The journey of 1,000 miles begins with...well, if you're a big girl trying to be a svelte woman, it begins with putting the M&Ms down and getting your fat a-- to the gym.

So perhaps we'll only go 500 miles.

Welcome to my blog. I'm a journalist. I have a blog that I get paid to write. But being in the public eye can be stifling, scary. As my mom says, "you can't tell everyone everything that's in your head," or everything that you know or something like that. But I need to. I'm a writer. I'm better at writing than I am talking, and I write better behind a screen and when there's a chance that someone, somewhere may read it. So here I am. Here's my blog.

I'm 29. There are XXX days left until my 30th birthday. A few months ago, I realized I still have many of the same goals I've had since I was 11 or 12. I also realized that I could finally accomplish them, and to keep from feeling like an utter failure, I've decided to try in earnest this year. Time's almost up.

My big goal is to finally, finally reach my goal weight. In my mind's eye, I'm a runner. Fit, sexy, athletic. Like me, but a little sweatier and minus the fat rolls. That's goal No. 1 -- to lose about 30-35 pounds. Goal No. 2 is to get out of debt. I'm $257 from paying Uncle Sam his due this year. I've got around another $7,000 in consumer (read: credit card) debt to go. I wanted to have my debt paid off by July 2010, but in order to prepare myself for my next step, I'm going to have to aim for paying it down by half in that time. My next step is goal No. 3: getting into Ph.D. school.

Oh, and I'd like to have a boyfriend I could talk to, a partner to experience life with, but after two years of dating disappointments, that really is on the backburner.

I'm perpetually trying to get my life together.

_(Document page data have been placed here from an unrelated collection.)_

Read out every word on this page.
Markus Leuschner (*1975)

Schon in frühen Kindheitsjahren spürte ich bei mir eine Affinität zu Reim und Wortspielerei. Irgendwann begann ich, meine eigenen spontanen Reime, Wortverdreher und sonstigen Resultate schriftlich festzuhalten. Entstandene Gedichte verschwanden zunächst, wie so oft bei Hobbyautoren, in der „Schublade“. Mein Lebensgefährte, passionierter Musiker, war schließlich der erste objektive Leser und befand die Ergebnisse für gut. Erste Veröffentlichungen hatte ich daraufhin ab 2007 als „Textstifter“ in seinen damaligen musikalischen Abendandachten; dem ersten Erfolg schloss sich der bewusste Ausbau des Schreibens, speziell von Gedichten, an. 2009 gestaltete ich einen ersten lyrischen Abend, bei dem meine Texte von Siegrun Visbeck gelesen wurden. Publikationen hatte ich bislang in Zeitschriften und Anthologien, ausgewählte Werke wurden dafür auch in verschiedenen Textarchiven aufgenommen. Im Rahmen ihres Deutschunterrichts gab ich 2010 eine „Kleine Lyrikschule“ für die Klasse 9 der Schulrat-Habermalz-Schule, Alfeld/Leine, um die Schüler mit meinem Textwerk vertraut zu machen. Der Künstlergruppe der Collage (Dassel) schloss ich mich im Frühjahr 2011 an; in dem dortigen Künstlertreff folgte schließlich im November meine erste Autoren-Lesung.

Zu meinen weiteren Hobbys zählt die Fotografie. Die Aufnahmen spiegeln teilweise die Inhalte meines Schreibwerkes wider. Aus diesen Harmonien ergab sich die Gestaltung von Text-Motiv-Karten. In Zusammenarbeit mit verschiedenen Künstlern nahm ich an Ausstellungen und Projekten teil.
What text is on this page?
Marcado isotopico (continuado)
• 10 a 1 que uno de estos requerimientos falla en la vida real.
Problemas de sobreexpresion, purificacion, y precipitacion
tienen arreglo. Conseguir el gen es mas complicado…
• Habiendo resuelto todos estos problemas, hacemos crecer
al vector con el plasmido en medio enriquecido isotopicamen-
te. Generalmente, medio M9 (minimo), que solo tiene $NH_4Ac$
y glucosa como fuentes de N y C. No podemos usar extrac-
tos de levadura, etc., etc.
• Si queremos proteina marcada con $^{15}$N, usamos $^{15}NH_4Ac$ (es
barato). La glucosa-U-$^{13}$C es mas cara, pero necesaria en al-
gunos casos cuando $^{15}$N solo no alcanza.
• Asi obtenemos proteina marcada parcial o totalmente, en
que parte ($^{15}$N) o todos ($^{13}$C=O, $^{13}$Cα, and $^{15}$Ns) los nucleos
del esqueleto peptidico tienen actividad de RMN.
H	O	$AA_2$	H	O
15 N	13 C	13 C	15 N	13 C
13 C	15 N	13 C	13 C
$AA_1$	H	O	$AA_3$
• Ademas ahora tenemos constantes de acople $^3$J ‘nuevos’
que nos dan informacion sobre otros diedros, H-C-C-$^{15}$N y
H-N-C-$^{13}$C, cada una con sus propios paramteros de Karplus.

So here's where I begin. I've enrolled in Transform 09, a contest through Women's Health magazine in which participants spend 12 weeks (the last 12 weeks of the year) getting themselves together with a prescribed workout plan and some eating guidelines. I've posted half-naked pictures of myself on the contest Web site. Here's hoping it works.

I'm also working on my school applications. I'm applying to seven universities: Syracuse, UPenn, UMaryland- College Park, UNC-Chapel Hill, LSU, UTexas-Austin and USC (So Cal). I just bombed the GRE two days ago. As soon as I finish writing this post, I'm going to sign up to take it again.

I have no money this week, ergo, I'm doing my best not to spend any money.

Hmm...nothing else to report. Not really, anyway. Today is a day for me, a day I do nothing that I don't want to do, and I do nothing that other people ask me to. Sometimes these days are necessary for me to accomplish those longstanding tasks that will continue to stand and make me feel like a failure because I continually put them off. You would not believe how much consernation results out of telling people you don't/won't have time to deal with them or their stuff for a single weekend.

But I did it. And I'm glad. It gave me time to start this blog. Lace 'em up readers, it's time to start walking forward.